Similarly we might question what God is doing in our lives. We might wonder: “Why did God lead me to choose the spouse that I did?” “Why did he give me the parents I have?” Or we might wonder about our future. “Where does God want me to go to school?” “What career path should I pursue?” “Should we buy a house or should we rent?” How can we find out what God’s will is in these matters? Many Christians would say by praying and then doing what God “puts in your heart.” But God has never promised to speak to us that way. That gut feeling you have urging you to buy that new car might really just be the previous night’s perogies. Listen to what our text states: “Truly you are a God who has been hiding himself, the God and Savior of Israel… [Then the Lord said:] ‘19 I have not spoken in secret, from somewhere in a land of darkness; I have not said to Jacob’s descendants, ‘Seek me in vain.’ I, the LORD, speak the truth; I declare what is right’” (Isaiah 45:15, 19).

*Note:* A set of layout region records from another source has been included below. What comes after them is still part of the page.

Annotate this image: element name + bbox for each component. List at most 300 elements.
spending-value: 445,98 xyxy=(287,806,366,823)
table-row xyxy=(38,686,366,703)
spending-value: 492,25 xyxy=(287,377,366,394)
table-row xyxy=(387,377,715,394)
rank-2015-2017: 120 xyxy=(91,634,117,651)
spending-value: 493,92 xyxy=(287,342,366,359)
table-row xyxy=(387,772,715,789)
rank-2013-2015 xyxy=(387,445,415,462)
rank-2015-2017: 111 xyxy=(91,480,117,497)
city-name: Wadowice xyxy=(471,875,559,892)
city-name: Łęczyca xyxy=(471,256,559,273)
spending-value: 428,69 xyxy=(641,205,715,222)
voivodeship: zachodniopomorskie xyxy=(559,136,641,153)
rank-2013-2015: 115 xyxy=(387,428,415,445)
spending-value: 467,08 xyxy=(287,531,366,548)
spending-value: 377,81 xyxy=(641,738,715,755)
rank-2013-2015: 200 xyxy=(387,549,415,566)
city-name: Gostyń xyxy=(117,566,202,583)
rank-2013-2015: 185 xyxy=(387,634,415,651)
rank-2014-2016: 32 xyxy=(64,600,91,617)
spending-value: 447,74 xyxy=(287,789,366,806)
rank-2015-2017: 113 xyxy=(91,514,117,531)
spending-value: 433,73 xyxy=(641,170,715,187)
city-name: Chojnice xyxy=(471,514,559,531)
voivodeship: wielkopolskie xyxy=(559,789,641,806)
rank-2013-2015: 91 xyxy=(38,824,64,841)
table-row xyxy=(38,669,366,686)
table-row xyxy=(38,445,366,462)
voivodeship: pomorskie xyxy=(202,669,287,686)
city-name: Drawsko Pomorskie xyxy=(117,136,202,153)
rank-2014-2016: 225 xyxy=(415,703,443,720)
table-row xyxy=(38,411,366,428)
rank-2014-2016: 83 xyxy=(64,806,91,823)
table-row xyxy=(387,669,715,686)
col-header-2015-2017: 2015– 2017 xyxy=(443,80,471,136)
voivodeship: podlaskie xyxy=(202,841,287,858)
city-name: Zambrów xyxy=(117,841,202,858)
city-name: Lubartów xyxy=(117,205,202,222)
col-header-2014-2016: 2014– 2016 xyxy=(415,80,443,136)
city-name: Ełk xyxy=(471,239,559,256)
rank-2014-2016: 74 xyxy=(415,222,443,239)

On one hand the prophet Isaiah describes God as one who hides himself. When it came to why he was going to use Cyrus to restore the Jews to their homeland, God’s will remained hidden, and it was none of the Israelites’ business to try to figure it out. On the other hand, God himself declared that he is not a God whose ways are unintelligible because what he wants us to know he has spoken clearly in his Word. The Lutheran/Biblical mind therefore seeks God’s revealed will and does not concern itself with God’s hidden will. Moses emphasized the same truth in this farewell speech: “The secret things belong to the LORD our God, but the things revealed belong to us and to our children forever, that we may follow all the words of this law… 11 Now what I am commanding you today is not too difficult for you or beyond your reach. 12 It is not up in heaven, so that you have to ask, ‘Who will ascend into heaven to get it and proclaim it to us so we may obey it?’ 13 Nor is it beyond the sea, so that you have to ask, ‘Who will cross the sea to get it and proclaim it to us so we may obey it?’ 14 No, the word is very near you; it is in your mouth and in your heart so you may obey it” (Deuteronomy 29:29; 30:11-14).